The Promotion Myth

Many professionals believe that working harder and longer automatically leads to career advancement. In reality, promotions in tech — and most fields — aren't just rewards for effort. They're recognition that you're already operating at the next level. Understanding this distinction changes everything about how you approach your growth.

1. Make Your Work Visible

Great work that no one knows about doesn't advance your career. This isn't about self-promotion for its own sake — it's about making sure your contributions are understood by the people who matter.

  • Send concise weekly updates to your manager summarizing what you shipped, unblocked, or improved
  • Document your decisions and the reasoning behind them in shared wikis or design docs
  • Speak up in meetings — not to fill silence, but to add signal
  • Share learnings with your team through short internal posts or Slack threads

2. Understand What the Next Level Actually Looks Like

Most companies have a career ladder — a document that describes expectations at each level. If you don't know what skills, behaviors, and outcomes are expected at the next level, you're aiming at a target you can't see. Ask your manager directly:

  • "What does someone at the next level do that I'm not doing yet?"
  • "What would a promotion case for me look like right now?"
  • "Who in the organization is a good example of that level?"

3. Expand Your Scope — Don't Wait to Be Asked

A common promotion blocker is staying exclusively within your defined role.
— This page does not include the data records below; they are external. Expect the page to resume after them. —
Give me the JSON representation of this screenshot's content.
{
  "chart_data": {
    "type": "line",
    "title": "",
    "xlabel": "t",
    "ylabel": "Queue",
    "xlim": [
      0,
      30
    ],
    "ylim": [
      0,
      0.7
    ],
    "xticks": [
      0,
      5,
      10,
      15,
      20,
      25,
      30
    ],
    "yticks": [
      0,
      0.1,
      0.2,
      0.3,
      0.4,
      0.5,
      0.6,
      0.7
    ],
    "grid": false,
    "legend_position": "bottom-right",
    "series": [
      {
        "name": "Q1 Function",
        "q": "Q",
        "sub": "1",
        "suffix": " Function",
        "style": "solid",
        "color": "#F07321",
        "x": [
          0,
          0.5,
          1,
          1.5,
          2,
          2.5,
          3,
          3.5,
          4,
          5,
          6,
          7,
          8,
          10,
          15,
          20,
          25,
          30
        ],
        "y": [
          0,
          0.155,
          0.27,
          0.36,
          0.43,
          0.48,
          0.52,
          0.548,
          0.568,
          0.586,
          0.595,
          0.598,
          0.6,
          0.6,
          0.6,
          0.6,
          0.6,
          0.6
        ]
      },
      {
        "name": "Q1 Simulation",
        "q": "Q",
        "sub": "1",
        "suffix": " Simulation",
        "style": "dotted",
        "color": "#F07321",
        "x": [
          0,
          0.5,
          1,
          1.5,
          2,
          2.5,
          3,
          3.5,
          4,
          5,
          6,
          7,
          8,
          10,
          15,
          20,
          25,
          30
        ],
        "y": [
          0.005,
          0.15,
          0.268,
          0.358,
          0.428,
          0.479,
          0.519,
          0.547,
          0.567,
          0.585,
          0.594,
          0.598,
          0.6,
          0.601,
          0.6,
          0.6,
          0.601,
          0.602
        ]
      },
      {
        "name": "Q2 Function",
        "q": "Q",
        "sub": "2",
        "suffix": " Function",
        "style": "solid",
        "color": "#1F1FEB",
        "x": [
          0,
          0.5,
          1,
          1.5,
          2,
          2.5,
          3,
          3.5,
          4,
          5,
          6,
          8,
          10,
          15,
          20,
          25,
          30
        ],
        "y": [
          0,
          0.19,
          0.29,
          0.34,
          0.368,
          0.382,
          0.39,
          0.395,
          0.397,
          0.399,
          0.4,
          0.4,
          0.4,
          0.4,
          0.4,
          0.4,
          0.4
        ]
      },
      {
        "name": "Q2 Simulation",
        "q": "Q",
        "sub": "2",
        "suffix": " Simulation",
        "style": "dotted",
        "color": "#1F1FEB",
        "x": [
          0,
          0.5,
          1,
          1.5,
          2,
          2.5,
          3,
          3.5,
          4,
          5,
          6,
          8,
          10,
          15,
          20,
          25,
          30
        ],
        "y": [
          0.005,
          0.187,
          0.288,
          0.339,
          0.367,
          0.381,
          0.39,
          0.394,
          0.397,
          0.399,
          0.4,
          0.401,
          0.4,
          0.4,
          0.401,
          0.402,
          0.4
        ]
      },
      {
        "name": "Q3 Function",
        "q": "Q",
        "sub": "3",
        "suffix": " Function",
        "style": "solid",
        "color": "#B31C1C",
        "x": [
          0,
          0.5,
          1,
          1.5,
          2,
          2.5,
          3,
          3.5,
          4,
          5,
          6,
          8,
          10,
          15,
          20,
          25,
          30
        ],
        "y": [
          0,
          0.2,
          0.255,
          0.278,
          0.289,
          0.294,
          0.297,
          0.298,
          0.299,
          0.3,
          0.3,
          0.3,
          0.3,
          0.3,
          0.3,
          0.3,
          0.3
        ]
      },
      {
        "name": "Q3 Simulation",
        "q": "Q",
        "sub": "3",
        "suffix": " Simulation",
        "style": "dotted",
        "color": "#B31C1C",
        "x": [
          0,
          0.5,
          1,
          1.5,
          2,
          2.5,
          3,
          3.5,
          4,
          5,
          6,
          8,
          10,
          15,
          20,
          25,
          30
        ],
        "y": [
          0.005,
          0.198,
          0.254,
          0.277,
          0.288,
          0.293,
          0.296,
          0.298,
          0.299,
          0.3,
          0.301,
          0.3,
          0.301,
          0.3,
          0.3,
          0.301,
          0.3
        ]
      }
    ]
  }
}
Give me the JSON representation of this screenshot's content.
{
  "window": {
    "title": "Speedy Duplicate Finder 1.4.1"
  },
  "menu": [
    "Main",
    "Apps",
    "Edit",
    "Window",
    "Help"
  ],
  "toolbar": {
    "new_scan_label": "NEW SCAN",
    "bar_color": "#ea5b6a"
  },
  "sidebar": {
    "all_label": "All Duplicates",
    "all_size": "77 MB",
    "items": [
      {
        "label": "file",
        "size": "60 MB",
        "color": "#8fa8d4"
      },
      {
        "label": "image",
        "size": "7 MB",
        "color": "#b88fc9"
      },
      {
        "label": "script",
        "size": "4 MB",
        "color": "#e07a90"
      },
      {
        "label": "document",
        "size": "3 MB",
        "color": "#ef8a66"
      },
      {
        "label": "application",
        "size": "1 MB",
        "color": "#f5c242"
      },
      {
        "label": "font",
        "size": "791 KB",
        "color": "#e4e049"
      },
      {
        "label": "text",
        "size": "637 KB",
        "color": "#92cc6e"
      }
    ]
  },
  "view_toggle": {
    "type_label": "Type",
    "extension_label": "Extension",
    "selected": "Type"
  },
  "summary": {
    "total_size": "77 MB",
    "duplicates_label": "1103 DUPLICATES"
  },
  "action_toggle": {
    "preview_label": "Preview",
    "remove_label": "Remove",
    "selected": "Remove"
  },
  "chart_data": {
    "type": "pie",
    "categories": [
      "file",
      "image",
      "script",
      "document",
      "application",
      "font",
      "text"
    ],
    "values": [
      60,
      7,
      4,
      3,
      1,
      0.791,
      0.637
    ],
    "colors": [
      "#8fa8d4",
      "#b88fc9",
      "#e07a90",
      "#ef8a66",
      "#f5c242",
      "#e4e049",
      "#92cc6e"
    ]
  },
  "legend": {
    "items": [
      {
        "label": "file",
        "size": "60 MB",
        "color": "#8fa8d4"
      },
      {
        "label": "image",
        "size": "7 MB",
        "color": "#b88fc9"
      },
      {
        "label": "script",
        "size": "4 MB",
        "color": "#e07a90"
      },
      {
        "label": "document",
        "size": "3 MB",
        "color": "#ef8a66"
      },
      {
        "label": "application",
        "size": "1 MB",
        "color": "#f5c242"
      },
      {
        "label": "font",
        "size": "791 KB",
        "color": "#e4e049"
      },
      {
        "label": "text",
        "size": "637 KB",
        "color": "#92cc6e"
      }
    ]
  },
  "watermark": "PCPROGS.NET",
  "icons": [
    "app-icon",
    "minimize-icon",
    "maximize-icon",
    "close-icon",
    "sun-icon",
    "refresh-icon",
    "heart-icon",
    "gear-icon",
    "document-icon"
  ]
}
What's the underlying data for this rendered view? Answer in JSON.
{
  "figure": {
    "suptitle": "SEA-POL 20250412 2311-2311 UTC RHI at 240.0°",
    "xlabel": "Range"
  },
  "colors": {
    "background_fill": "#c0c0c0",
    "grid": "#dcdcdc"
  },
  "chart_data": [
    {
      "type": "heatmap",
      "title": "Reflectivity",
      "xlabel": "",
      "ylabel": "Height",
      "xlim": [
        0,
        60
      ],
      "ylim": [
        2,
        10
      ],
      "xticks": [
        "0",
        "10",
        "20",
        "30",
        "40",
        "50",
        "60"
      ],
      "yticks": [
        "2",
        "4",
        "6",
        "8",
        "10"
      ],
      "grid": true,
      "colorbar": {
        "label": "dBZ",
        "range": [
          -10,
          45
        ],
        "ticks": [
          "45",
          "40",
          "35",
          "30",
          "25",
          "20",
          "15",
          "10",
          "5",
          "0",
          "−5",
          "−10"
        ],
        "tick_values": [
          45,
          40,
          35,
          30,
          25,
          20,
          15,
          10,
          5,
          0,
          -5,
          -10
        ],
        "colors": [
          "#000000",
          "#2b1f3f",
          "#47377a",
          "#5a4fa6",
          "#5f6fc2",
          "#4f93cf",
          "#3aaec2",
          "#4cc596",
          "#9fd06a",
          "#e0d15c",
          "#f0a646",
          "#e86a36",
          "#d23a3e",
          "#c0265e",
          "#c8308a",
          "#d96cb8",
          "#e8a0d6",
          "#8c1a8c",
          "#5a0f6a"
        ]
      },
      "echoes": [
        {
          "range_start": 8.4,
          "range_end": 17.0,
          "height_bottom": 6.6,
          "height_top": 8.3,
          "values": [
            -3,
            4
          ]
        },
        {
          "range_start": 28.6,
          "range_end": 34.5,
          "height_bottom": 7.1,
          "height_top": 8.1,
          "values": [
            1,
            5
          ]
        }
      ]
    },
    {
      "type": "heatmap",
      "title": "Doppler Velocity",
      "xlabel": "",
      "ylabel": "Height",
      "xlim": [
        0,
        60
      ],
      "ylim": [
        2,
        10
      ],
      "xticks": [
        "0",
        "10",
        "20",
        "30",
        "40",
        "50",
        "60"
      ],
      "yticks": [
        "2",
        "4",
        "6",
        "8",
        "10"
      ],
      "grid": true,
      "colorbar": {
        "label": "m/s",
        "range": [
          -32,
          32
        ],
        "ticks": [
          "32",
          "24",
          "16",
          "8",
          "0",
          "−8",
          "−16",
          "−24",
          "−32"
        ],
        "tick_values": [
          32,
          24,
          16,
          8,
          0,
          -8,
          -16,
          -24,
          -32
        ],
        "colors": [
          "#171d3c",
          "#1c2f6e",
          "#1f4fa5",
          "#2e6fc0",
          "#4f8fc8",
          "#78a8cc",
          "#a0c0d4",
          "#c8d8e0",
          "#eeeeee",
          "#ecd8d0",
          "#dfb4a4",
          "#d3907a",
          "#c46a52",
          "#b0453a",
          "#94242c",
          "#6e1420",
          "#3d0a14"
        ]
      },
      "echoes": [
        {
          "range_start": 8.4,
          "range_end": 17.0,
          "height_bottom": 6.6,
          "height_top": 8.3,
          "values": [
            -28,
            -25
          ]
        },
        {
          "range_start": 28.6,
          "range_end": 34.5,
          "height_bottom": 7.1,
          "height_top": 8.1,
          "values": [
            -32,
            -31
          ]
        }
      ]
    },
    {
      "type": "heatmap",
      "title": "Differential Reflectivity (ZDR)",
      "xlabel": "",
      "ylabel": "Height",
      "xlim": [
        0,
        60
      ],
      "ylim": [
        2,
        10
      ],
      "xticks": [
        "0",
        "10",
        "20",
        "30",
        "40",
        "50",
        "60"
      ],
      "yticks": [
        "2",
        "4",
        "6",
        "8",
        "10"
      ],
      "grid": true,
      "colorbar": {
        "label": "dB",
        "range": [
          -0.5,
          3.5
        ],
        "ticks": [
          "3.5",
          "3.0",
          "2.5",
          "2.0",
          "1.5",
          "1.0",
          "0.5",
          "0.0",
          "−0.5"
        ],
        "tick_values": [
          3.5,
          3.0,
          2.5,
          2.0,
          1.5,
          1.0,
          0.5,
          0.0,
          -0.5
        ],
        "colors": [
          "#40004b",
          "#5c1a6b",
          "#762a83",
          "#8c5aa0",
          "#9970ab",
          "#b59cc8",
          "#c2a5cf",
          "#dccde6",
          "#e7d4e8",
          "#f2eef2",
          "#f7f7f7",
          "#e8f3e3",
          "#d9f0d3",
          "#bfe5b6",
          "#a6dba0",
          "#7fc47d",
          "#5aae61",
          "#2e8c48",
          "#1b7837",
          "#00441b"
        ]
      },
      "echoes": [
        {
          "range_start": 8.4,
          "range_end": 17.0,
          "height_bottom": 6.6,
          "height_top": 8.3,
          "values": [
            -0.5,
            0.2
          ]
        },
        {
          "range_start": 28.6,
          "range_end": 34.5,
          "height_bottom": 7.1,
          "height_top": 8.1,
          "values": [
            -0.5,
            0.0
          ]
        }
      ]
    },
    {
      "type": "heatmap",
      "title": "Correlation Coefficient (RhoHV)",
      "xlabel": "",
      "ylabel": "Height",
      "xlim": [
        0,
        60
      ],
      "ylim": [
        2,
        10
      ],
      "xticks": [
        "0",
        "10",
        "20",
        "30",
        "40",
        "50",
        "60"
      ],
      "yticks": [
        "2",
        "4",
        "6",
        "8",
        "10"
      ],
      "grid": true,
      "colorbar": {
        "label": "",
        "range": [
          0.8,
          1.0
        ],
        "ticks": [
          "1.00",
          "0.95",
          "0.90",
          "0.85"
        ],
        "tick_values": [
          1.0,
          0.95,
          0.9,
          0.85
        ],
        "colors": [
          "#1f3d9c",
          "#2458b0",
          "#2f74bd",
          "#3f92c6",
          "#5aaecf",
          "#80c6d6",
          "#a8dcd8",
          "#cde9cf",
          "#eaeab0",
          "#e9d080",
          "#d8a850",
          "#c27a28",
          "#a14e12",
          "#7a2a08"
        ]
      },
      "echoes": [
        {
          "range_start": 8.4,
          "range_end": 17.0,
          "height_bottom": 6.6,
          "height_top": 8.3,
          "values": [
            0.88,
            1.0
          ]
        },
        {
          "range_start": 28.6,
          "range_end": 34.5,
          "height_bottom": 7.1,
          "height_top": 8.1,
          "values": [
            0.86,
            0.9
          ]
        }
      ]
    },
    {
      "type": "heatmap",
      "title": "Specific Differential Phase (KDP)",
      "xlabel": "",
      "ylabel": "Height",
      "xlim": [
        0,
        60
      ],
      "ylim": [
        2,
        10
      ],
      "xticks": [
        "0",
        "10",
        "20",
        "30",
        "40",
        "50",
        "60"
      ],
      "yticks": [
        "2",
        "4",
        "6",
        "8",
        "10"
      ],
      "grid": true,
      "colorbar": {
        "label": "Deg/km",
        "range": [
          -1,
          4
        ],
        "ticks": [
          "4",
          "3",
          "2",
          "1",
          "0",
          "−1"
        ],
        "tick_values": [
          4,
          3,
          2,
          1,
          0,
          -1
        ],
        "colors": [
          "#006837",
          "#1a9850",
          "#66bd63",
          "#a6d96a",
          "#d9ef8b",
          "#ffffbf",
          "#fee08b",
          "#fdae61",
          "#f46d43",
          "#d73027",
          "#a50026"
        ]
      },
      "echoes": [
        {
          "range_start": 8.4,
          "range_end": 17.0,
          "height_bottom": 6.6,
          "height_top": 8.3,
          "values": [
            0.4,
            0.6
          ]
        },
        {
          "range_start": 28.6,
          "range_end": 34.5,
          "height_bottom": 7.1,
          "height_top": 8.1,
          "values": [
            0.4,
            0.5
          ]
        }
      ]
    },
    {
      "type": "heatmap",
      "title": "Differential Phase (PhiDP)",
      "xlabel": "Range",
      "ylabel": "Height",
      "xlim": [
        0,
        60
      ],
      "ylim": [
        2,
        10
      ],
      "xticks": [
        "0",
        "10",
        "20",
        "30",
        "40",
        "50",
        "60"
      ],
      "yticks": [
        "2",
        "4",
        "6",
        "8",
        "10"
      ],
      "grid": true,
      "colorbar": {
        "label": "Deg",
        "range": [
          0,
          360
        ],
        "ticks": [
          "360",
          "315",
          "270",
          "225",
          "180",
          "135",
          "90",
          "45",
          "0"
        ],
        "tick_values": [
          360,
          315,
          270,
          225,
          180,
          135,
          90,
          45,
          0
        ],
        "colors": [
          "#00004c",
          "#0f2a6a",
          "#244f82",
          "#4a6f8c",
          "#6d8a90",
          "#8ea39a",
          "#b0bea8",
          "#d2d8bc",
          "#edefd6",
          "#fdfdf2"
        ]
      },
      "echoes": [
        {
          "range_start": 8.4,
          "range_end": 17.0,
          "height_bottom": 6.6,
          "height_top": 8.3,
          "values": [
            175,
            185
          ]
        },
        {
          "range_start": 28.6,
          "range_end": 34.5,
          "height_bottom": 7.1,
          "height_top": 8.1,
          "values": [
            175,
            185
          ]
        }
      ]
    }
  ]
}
Promotions often go to people who voluntarily take on work that nobody assigned them. Look for:

  • Problems your team avoids dealing with
  • Cross-team dependencies that slow things down
  • Onboarding experiences that are painful for new hires
  • Documentation gaps that create repeated questions

Solving these problems without being asked signals that you think at a higher scope than your current title.

4. Build Relationships Across the Organisation

Your reputation beyond your immediate team plays a significant role in promotions, especially at senior levels. Invest time in:

  • Collaborating with engineers, PMs, or designers from other teams
  • Mentoring junior team members
  • Participating in hiring loops or technical interviews
  • Contributing to cross-functional projects

5. Have an Honest Conversation with Your Manager

Don't assume your manager knows you want to be promoted — or that they're actively building a case for you. Schedule a direct conversation:

  1. State your goal clearly: "I'm aiming for a promotion to [level] within the next 12 months."
  2. Ask what gaps you need to close
  3. Request regular check-ins to track progress
  4. Ask who else needs to be aligned for the promotion to happen

6. Deliver Consistently, Not Occasionally

One high-impact project won't get you promoted if the rest of your work is inconsistent. Promotions are built on a pattern of evidence. Focus on sustained, reliable delivery over heroic one-time efforts. This builds the trust that makes your manager confident advocating for you in calibration meetings.

Final Thought

Career growth in tech is a skill in itself — one that rarely gets taught. The engineers and professionals who advance quickly aren't necessarily the most technically brilliant. They're the ones who understand the game, communicate well, and consistently operate above their current level. Start doing the job you want before you have the title.